Ketika pada tahun 1952 kita menerima subsidi gedung sebanyak Rp 50.000 untuk SGB PIRI, dengan Sp. 2-12-1252 No. 45554/Subs, terus kita serahkan seluruhnya. Pada tahun 1954 SGA PIRI menerima subsidi gedung sebanyak Rp 70.000, terus juga kita serahkan seluruhnya. Kita juga berusaha mencari bantuan ke Kementrian Sosial bagian Dana Bantuan.
Pada bulan Mei 1954, kita merima dari Yayasan Dana Bantuan Rp 50.000 kita serahkan lagi kepada Sdr. Kasno. Bulan Oktober menerima lagi dana bantuan dari Yayasan Dana Bantuan Rp 50.000, kita serahkan semuanya. Dan yang terakhir, pada tahun 1957, kita menerima dari Kementrian P.P. dan K sejumlah subsidi gedung Rp 110.000.

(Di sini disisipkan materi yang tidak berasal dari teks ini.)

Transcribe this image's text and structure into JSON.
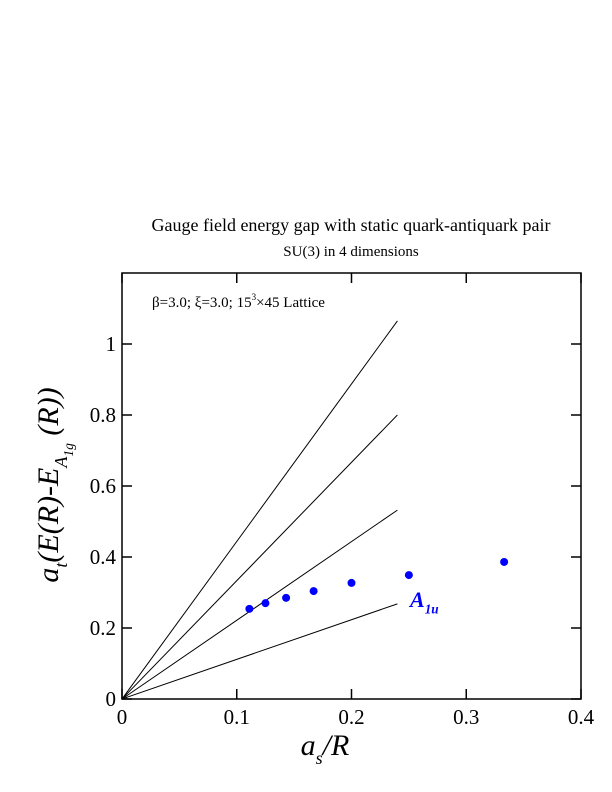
{
  "chart_data": {
    "type": "scatter",
    "title": "Gauge field energy gap with static quark-antiquark pair",
    "subtitle": "SU(3) in 4 dimensions",
    "annotation": [
      "β=3.0; ξ=3.0; 15",
      "3",
      "×45 Lattice"
    ],
    "x_label": [
      "a",
      "s",
      "/R"
    ],
    "y_label": [
      "a",
      "t",
      "(E(R)-E",
      "A",
      "1g",
      " (R))"
    ],
    "xlim": [
      0,
      0.4
    ],
    "ylim": [
      0,
      1.2
    ],
    "xticks": [
      0,
      0.1,
      0.2,
      0.3,
      0.4
    ],
    "yticks": [
      0,
      0.2,
      0.4,
      0.6,
      0.8,
      1
    ],
    "series": [
      {
        "name": [
          "A",
          "1u"
        ],
        "color": "#0000ff",
        "x": [
          0.111,
          0.125,
          0.143,
          0.167,
          0.2,
          0.25,
          0.333
        ],
        "values": [
          0.254,
          0.27,
          0.285,
          0.304,
          0.327,
          0.349,
          0.386
        ]
      }
    ],
    "lines": [
      {
        "color": "#000000",
        "x": [
          0,
          0.24
        ],
        "values": [
          0,
          1.065
        ]
      },
      {
        "color": "#000000",
        "x": [
          0,
          0.24
        ],
        "values": [
          0,
          0.8
        ]
      },
      {
        "color": "#000000",
        "x": [
          0,
          0.24
        ],
        "values": [
          0,
          0.532
        ]
      },
      {
        "color": "#000000",
        "x": [
          0,
          0.24
        ],
        "values": [
          0,
          0.268
        ]
      }
    ]
  }
}
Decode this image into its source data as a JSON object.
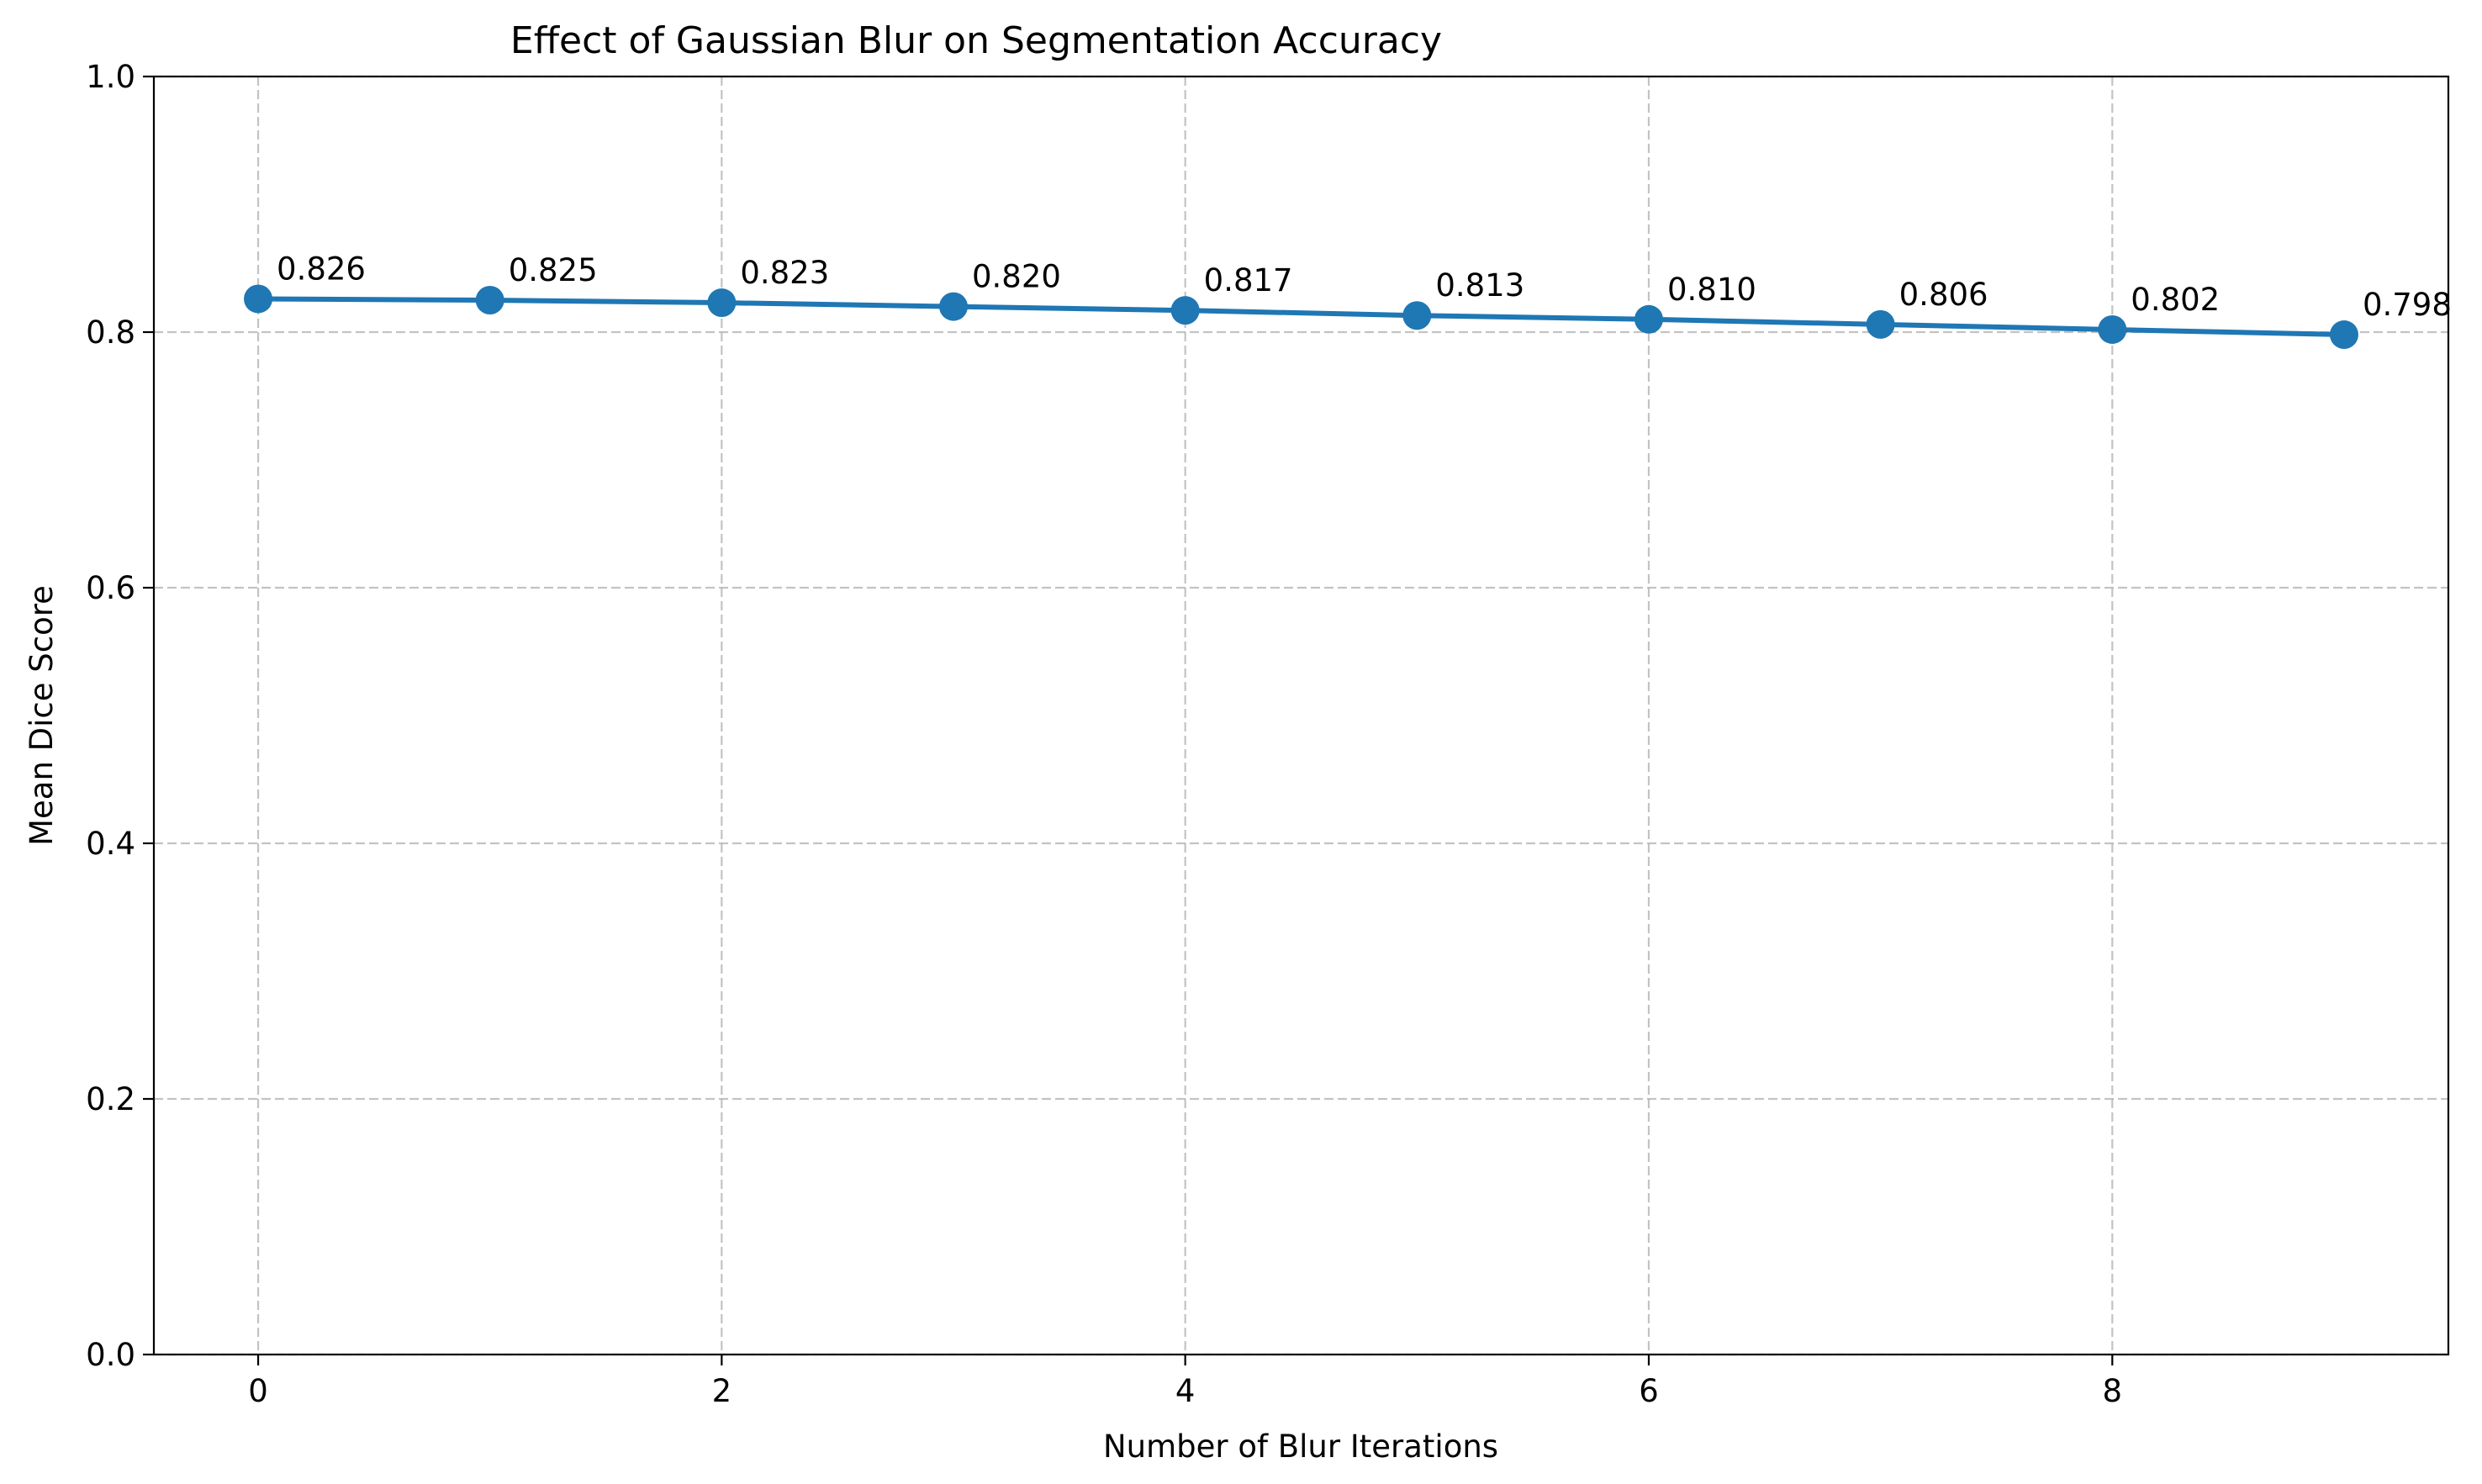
{
  "chart_data": {
    "type": "line",
    "title": "Effect of Gaussian Blur on Segmentation Accuracy",
    "xlabel": "Number of Blur Iterations",
    "ylabel": "Mean Dice Score",
    "x": [
      0,
      1,
      2,
      3,
      4,
      5,
      6,
      7,
      8,
      9
    ],
    "series": [
      {
        "values": [
          0.826,
          0.825,
          0.823,
          0.82,
          0.817,
          0.813,
          0.81,
          0.806,
          0.802,
          0.798
        ],
        "data_labels": [
          "0.826",
          "0.825",
          "0.823",
          "0.820",
          "0.817",
          "0.813",
          "0.810",
          "0.806",
          "0.802",
          "0.798"
        ],
        "color": "#1f77b4",
        "marker": "circle"
      }
    ],
    "xlim": [
      -0.45,
      9.45
    ],
    "ylim": [
      0.0,
      1.0
    ],
    "xticks": [
      0,
      2,
      4,
      6,
      8
    ],
    "xtick_labels": [
      "0",
      "2",
      "4",
      "6",
      "8"
    ],
    "yticks": [
      0.0,
      0.2,
      0.4,
      0.6,
      0.8,
      1.0
    ],
    "ytick_labels": [
      "0.0",
      "0.2",
      "0.4",
      "0.6",
      "0.8",
      "1.0"
    ],
    "grid": true,
    "legend": "none"
  }
}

Setelah itu, sampai saat ini kita belum lagi menerimanya, tetapi pembangunan terus berjalan meskipun sangat lambat, sedikit demi sedikit, menurut kekuatan yang ada pada kita.
Sekarang tinggal pembangunan yang besar, yaitu pembangunan gedung bertingkat, yang rencananya terdiri dari 28 ruangan kelas. Inilah yang selalu menjadi pikiran kita, karena biayanya tentu puluhan juta rupiah. Dapatkah kita melaksanakannya?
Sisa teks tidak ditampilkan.